When I spoke with my publisher about writing a book on retirement we tossed around the theme “men are from Mars and women are from Venus.” The stereotype is that men are attached to their work so they have difficulty retiring. But when it comes to women, although they may enjoy their work, they don’t have as much difficulty saying goodbye because they have many other irons in the fire and are more likely to have strong networks of family and friends. But I was reluctant to go down this road because I had seen many examples of the converse. I knew women who had struggled in retirement and men who found this stage of life to be a time of reinvention and jubilation.
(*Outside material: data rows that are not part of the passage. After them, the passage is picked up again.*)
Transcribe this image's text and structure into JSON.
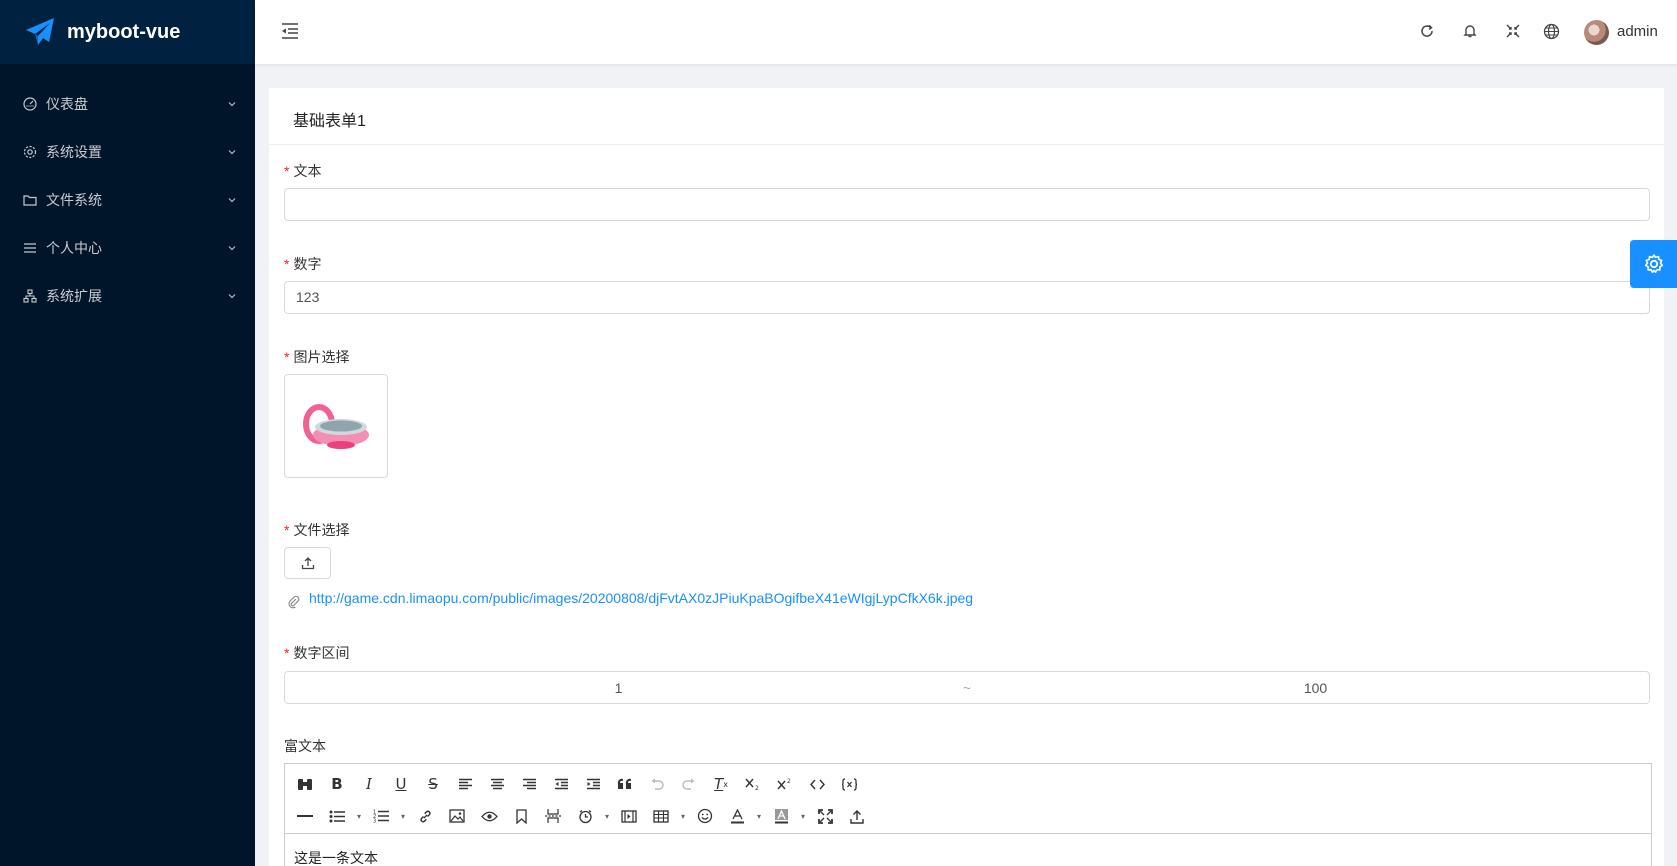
{
  "app": {
    "title": "myboot-vue"
  },
  "sidebar": {
    "items": [
      {
        "label": "仪表盘",
        "icon": "dashboard-icon"
      },
      {
        "label": "系统设置",
        "icon": "gear-icon"
      },
      {
        "label": "文件系统",
        "icon": "folder-icon"
      },
      {
        "label": "个人中心",
        "icon": "list-icon"
      },
      {
        "label": "系统扩展",
        "icon": "cluster-icon"
      }
    ]
  },
  "header": {
    "user": "admin",
    "icons": [
      "refresh-icon",
      "bell-icon",
      "fullscreen-icon",
      "globe-icon"
    ]
  },
  "card": {
    "title": "基础表单1"
  },
  "form": {
    "text": {
      "label": "文本",
      "value": ""
    },
    "number": {
      "label": "数字",
      "value": "123"
    },
    "image": {
      "label": "图片选择"
    },
    "file": {
      "label": "文件选择",
      "url": "http://game.cdn.limaopu.com/public/images/20200808/djFvtAX0zJPiuKpaBOgifbeX41eWIgjLypCfkX6k.jpeg"
    },
    "range": {
      "label": "数字区间",
      "min": "1",
      "sep": "~",
      "max": "100"
    },
    "rich": {
      "label": "富文本",
      "content": "这是一条文本"
    }
  },
  "editor": {
    "row1": [
      "B",
      "I",
      "U",
      "S"
    ],
    "clear": "T"
  }
}
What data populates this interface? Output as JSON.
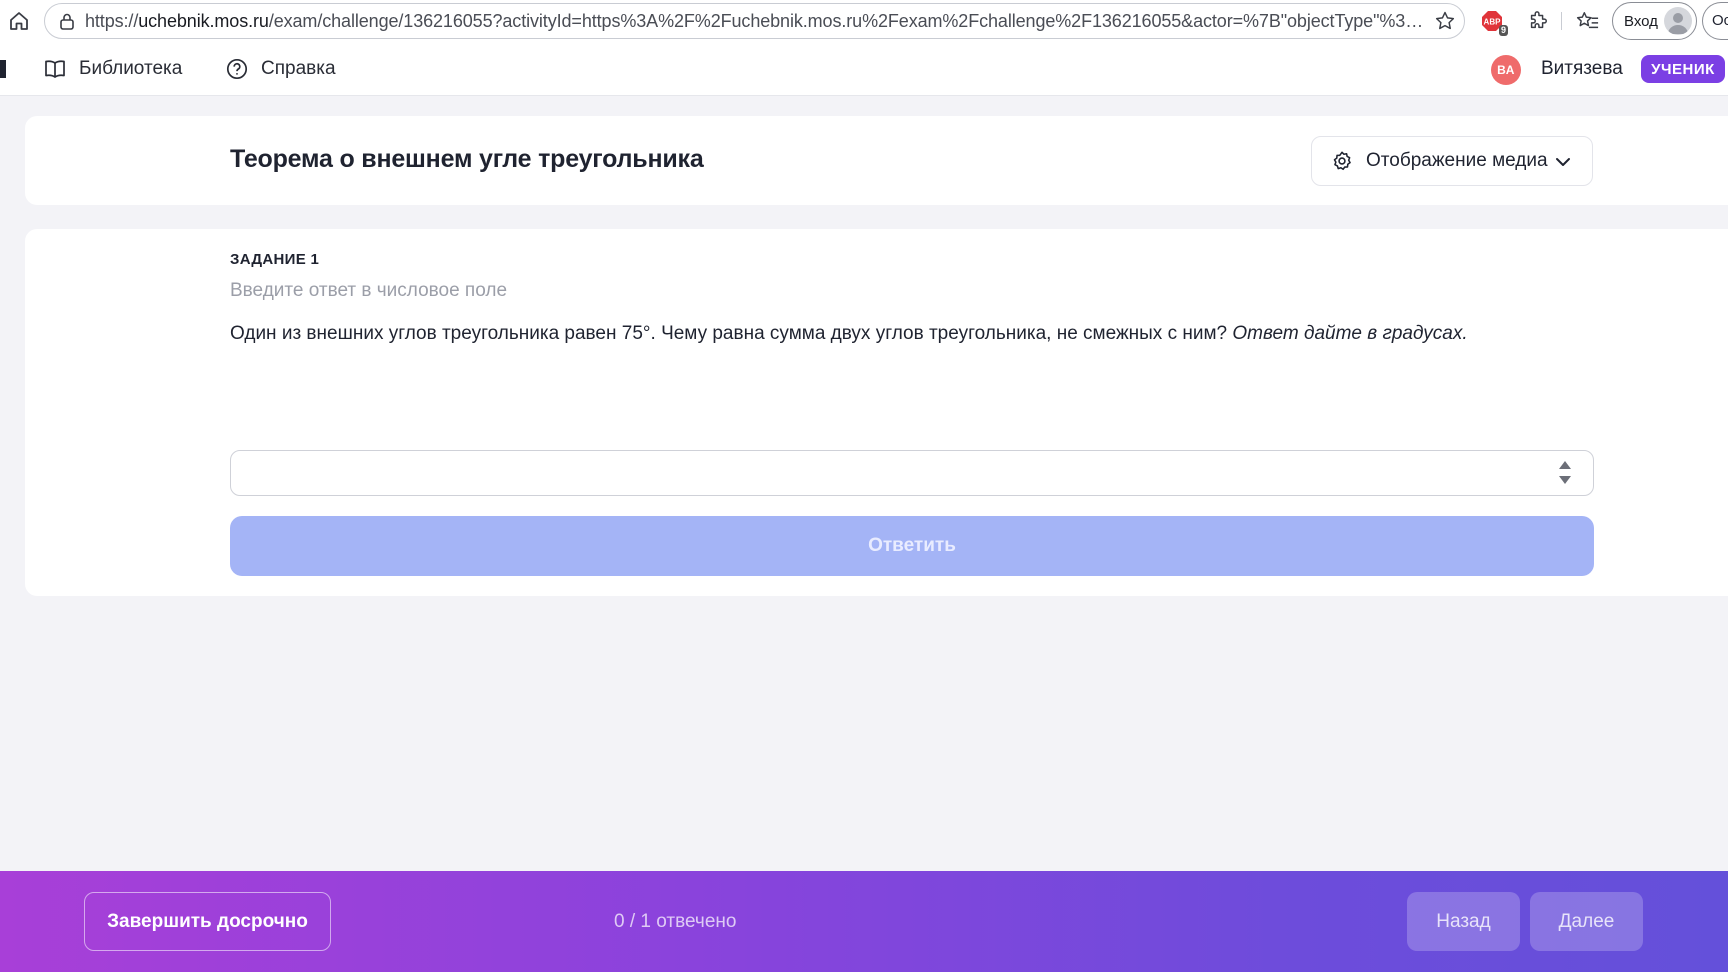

To do the topic justice, I felt I needed to focus on one gender and I chose to look at what was happening to my generation of men when they hit retirement-age. One of the happy outcomes of this decision is that many women have told me they identify with the men’s stories and find them equally reflective of their own connection to work and their experience with retirement. I received the following thoughtful feedback from Anne-Marie Bugeaud. Her own dad worked until he was 78, then died at 80. “I vividly remember him always wanting and needing to be active,” she says, “always meeting people, staying energetic and vibrant and being a great inspiration to his family and friends.”
She writes, “Why would it be any easier for women to adapt to retirement than for men? For the past three or four decades women have invaded the workplace, many as either the main or sole bread winner, many others were single or single moms, in all walks of life, from teachers, psychologists, to doctors, nurses, programmers, engineers, architects, police officers, managers, business owners. etc. Therefore for women, as for men, work is often extremely rewarding and gratifying in many more aspects than just the financial side. We invest so much for so many years that when we retire, we face similar psychological, intellectual and emotional challenges. We can fall in the same kind of ‘black hole’ that some men do. It is as difficult to find valuable gratifying replacement activities, we feel useless at times, and we also appreciate not having to deal with the stress of a constantly overbooked agenda. The fact is, we have not left our brain and our heart at work and we still wish to use them in a positive way.”